Le había preguntado a la doctora Hunter si quería tener más hijos, un hermano o una hermana para el bebé, y había puesto una cara rara y contestado «¿Otro bebé?», como si fuera una idea descabellada. Y Reggie entendió por qué. Ese bebé lo era todo, era emperador del mundo, era el mundo en sí.

Reggie visitaba la tumba de su madre todas las semanas y hablaba con ella, y cuando volvía a casa de su peregrinaje, se detenía en la iglesia católica y encendía una vela. Reggie no creía en ninguna de esas estratagemas, pero sí creía que había que mantener vivos a los muertos. Ahora tendría más velas que encender.

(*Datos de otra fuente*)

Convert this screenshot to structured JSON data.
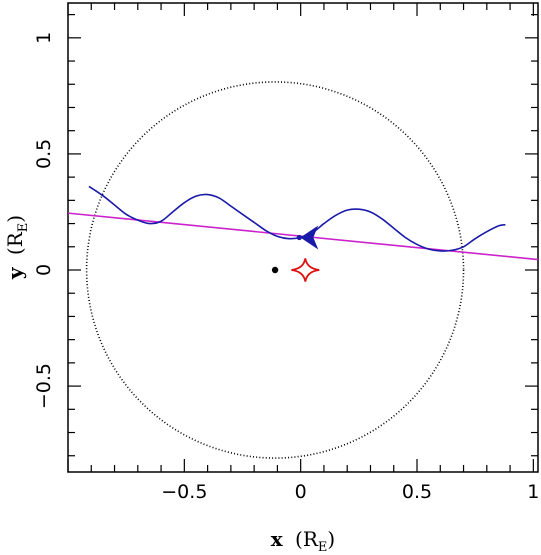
{
  "chart_data": {
    "type": "line",
    "xlabel": {
      "symbol": "x",
      "unit_open": "(R",
      "unit_sub": "E",
      "unit_close": ")"
    },
    "ylabel": {
      "symbol": "y",
      "unit_open": "(R",
      "unit_sub": "E",
      "unit_close": ")"
    },
    "xlim": [
      -1.0,
      1.02
    ],
    "ylim": [
      -0.87,
      1.15
    ],
    "x_ticks": [
      -0.5,
      0,
      0.5,
      1
    ],
    "x_tick_labels": [
      "−0.5",
      "0",
      "0.5",
      "1"
    ],
    "y_ticks": [
      -0.5,
      0,
      0.5,
      1
    ],
    "y_tick_labels": [
      "−0.5",
      "0",
      "0.5",
      "1"
    ],
    "grid": false,
    "series": [
      {
        "kind": "dotted-circle",
        "center": [
          -0.11,
          0.0
        ],
        "radius": 0.81,
        "color": "#000000"
      },
      {
        "kind": "line",
        "x": [
          -1.0,
          1.02
        ],
        "y": [
          0.245,
          0.045
        ],
        "color": "#cc22cc"
      },
      {
        "kind": "line",
        "color": "#1a1aaa",
        "x": [
          -0.91,
          -0.85,
          -0.8,
          -0.75,
          -0.7,
          -0.65,
          -0.6,
          -0.55,
          -0.5,
          -0.45,
          -0.4,
          -0.35,
          -0.3,
          -0.25,
          -0.2,
          -0.15,
          -0.1,
          -0.05,
          0.0,
          0.05,
          0.1,
          0.15,
          0.2,
          0.25,
          0.3,
          0.35,
          0.4,
          0.45,
          0.5,
          0.55,
          0.6,
          0.65,
          0.7,
          0.75,
          0.8,
          0.85,
          0.88
        ],
        "y": [
          0.36,
          0.32,
          0.28,
          0.24,
          0.215,
          0.2,
          0.21,
          0.25,
          0.29,
          0.318,
          0.325,
          0.31,
          0.275,
          0.24,
          0.205,
          0.17,
          0.145,
          0.135,
          0.14,
          0.16,
          0.2,
          0.235,
          0.258,
          0.262,
          0.25,
          0.22,
          0.18,
          0.14,
          0.11,
          0.09,
          0.082,
          0.085,
          0.1,
          0.135,
          0.165,
          0.19,
          0.195
        ]
      },
      {
        "kind": "arrow",
        "at": [
          0.05,
          0.14
        ],
        "direction": "left",
        "color": "#1a1aaa"
      },
      {
        "kind": "point",
        "x": -0.11,
        "y": 0.0,
        "color": "#000000"
      },
      {
        "kind": "caustic",
        "center": [
          0.02,
          0.0
        ],
        "half_width_x": 0.06,
        "half_height_y": 0.05,
        "color": "#dd1111"
      }
    ]
  }
}
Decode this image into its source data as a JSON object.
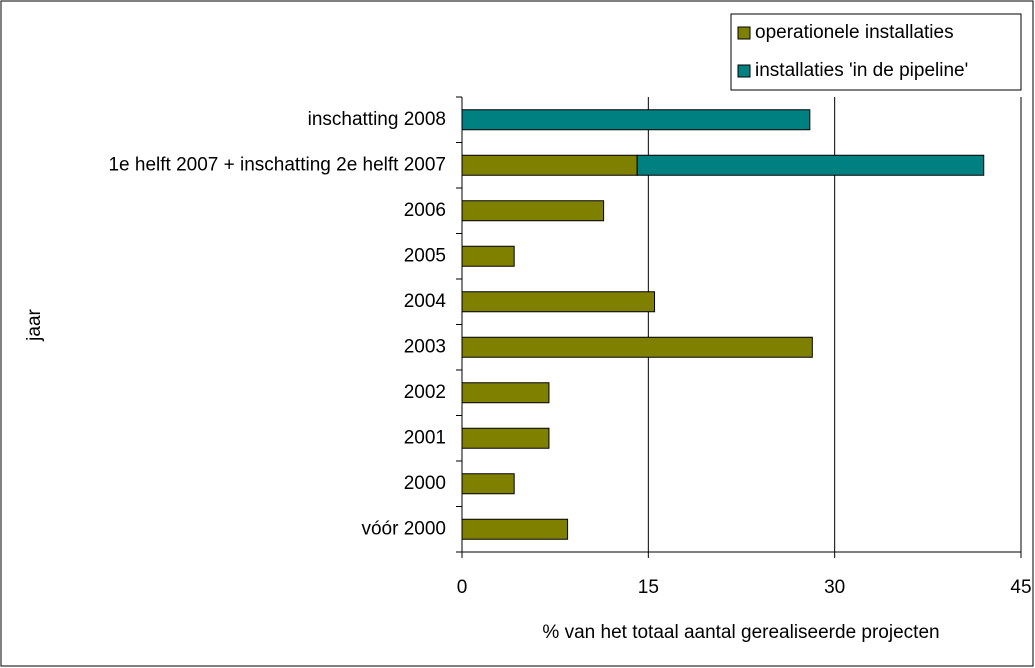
{
  "chart_data": {
    "type": "bar",
    "orientation": "horizontal",
    "stacked": true,
    "xlabel": "% van het totaal aantal gerealiseerde projecten",
    "ylabel": "jaar",
    "categories": [
      "inschatting 2008",
      "1e helft 2007 + inschatting 2e helft 2007",
      "2006",
      "2005",
      "2004",
      "2003",
      "2002",
      "2001",
      "2000",
      "vóór 2000"
    ],
    "series": [
      {
        "name": "operationele installaties",
        "color": "#808000",
        "values": [
          0,
          14.1,
          11.4,
          4.2,
          15.5,
          28.2,
          7.0,
          7.0,
          4.2,
          8.5
        ]
      },
      {
        "name": "installaties 'in de pipeline'",
        "color": "#008080",
        "values": [
          28.0,
          27.9,
          0,
          0,
          0,
          0,
          0,
          0,
          0,
          0
        ]
      }
    ],
    "xlim": [
      0,
      45
    ],
    "xticks": [
      0,
      15,
      30,
      45
    ],
    "grid": true,
    "legend": "top-right"
  }
}
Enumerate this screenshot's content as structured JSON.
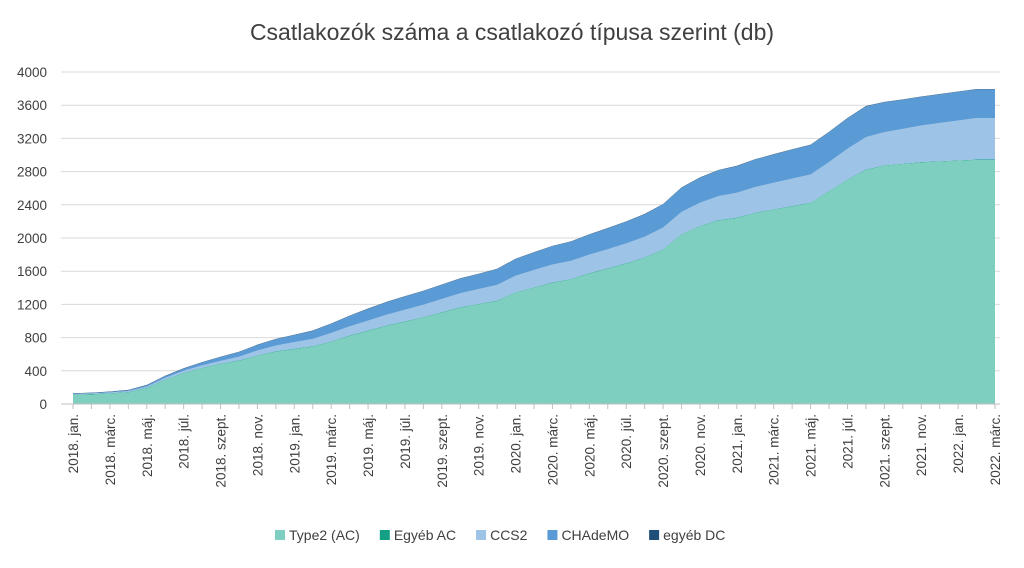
{
  "chart_data": {
    "type": "area",
    "stacked": true,
    "title": "Csatlakozók száma a csatlakozó típusa szerint (db)",
    "xlabel": "",
    "ylabel": "",
    "ylim": [
      0,
      4000
    ],
    "yticks": [
      0,
      400,
      800,
      1200,
      1600,
      2000,
      2400,
      2800,
      3200,
      3600,
      4000
    ],
    "grid": true,
    "legend_position": "bottom",
    "x": [
      "2018. jan.",
      "2018. febr.",
      "2018. márc.",
      "2018. ápr.",
      "2018. máj.",
      "2018. jún.",
      "2018. júl.",
      "2018. aug.",
      "2018. szept.",
      "2018. okt.",
      "2018. nov.",
      "2018. dec.",
      "2019. jan.",
      "2019. febr.",
      "2019. márc.",
      "2019. ápr.",
      "2019. máj.",
      "2019. jún.",
      "2019. júl.",
      "2019. aug.",
      "2019. szept.",
      "2019. okt.",
      "2019. nov.",
      "2019. dec.",
      "2020. jan.",
      "2020. febr.",
      "2020. márc.",
      "2020. ápr.",
      "2020. máj.",
      "2020. jún.",
      "2020. júl.",
      "2020. aug.",
      "2020. szept.",
      "2020. okt.",
      "2020. nov.",
      "2020. dec.",
      "2021. jan.",
      "2021. febr.",
      "2021. márc.",
      "2021. ápr.",
      "2021. máj.",
      "2021. jún.",
      "2021. júl.",
      "2021. aug.",
      "2021. szept.",
      "2021. okt.",
      "2021. nov.",
      "2021. dec.",
      "2022. jan.",
      "2022. febr.",
      "2022. márc."
    ],
    "xtick_labels": [
      "2018. jan.",
      "2018. márc.",
      "2018. máj.",
      "2018. júl.",
      "2018. szept.",
      "2018. nov.",
      "2019. jan.",
      "2019. márc.",
      "2019. máj.",
      "2019. júl.",
      "2019. szept.",
      "2019. nov.",
      "2020. jan.",
      "2020. márc.",
      "2020. máj.",
      "2020. júl.",
      "2020. szept.",
      "2020. nov.",
      "2021. jan.",
      "2021. márc.",
      "2021. máj.",
      "2021. júl.",
      "2021. szept.",
      "2021. nov.",
      "2022. jan.",
      "2022. márc."
    ],
    "series": [
      {
        "name": "Type2 (AC)",
        "color": "#7ecfbf",
        "values": [
          110,
          115,
          125,
          140,
          190,
          290,
          370,
          430,
          480,
          520,
          580,
          630,
          660,
          690,
          750,
          820,
          880,
          940,
          990,
          1040,
          1100,
          1160,
          1200,
          1240,
          1340,
          1400,
          1460,
          1500,
          1570,
          1630,
          1690,
          1760,
          1860,
          2040,
          2140,
          2210,
          2240,
          2300,
          2340,
          2380,
          2420,
          2560,
          2700,
          2820,
          2870,
          2890,
          2910,
          2920,
          2930,
          2940,
          2940
        ]
      },
      {
        "name": "Egyéb AC",
        "color": "#14a085",
        "values": [
          5,
          5,
          5,
          5,
          5,
          5,
          5,
          5,
          5,
          5,
          5,
          5,
          5,
          5,
          5,
          5,
          5,
          5,
          5,
          5,
          5,
          5,
          5,
          5,
          5,
          5,
          5,
          5,
          5,
          5,
          5,
          5,
          5,
          5,
          5,
          5,
          5,
          5,
          5,
          5,
          5,
          5,
          5,
          5,
          5,
          5,
          5,
          5,
          5,
          5,
          5
        ]
      },
      {
        "name": "CCS2",
        "color": "#9dc3e6",
        "values": [
          5,
          6,
          8,
          10,
          15,
          20,
          25,
          30,
          35,
          45,
          60,
          70,
          80,
          90,
          100,
          110,
          120,
          130,
          140,
          150,
          160,
          170,
          180,
          190,
          200,
          210,
          215,
          220,
          225,
          230,
          240,
          250,
          260,
          270,
          280,
          290,
          300,
          310,
          320,
          330,
          340,
          350,
          370,
          390,
          400,
          420,
          440,
          460,
          480,
          500,
          500
        ]
      },
      {
        "name": "CHAdeMO",
        "color": "#5b9bd5",
        "values": [
          5,
          6,
          8,
          10,
          15,
          20,
          25,
          35,
          45,
          55,
          65,
          75,
          85,
          95,
          110,
          125,
          140,
          150,
          160,
          165,
          170,
          175,
          180,
          190,
          200,
          210,
          220,
          230,
          240,
          250,
          260,
          270,
          280,
          290,
          300,
          310,
          320,
          330,
          340,
          350,
          355,
          360,
          365,
          370,
          360,
          350,
          345,
          345,
          345,
          345,
          345
        ]
      },
      {
        "name": "egyéb DC",
        "color": "#1f4e79",
        "values": [
          5,
          5,
          5,
          5,
          5,
          5,
          5,
          5,
          5,
          5,
          5,
          5,
          5,
          5,
          5,
          5,
          5,
          5,
          5,
          5,
          5,
          5,
          5,
          5,
          5,
          5,
          5,
          5,
          5,
          5,
          5,
          5,
          5,
          5,
          5,
          5,
          5,
          5,
          5,
          5,
          5,
          5,
          5,
          5,
          5,
          5,
          5,
          5,
          5,
          5,
          5
        ]
      }
    ]
  }
}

Sabía que estaba mal, pero se sentía más afectada por la muerte del perro que por la de su dueña. Acarició las orejas de
Banjo
y le cerró los ojos apagados. El tipo muerto de la noche anterior, el soldado, tenía los ojos entreabiertos, pero ella no se los había cerrado. No había tenido tiempo para esa clase de sutilezas. El policía asiático se equivocaba, todo el mundo estaba muerto. Era como una maldición. Era como estar en alguna película de terror.
Carrie
. Toda aquella gente del tren, quizá debería llevarlos también a ellos en su conciencia.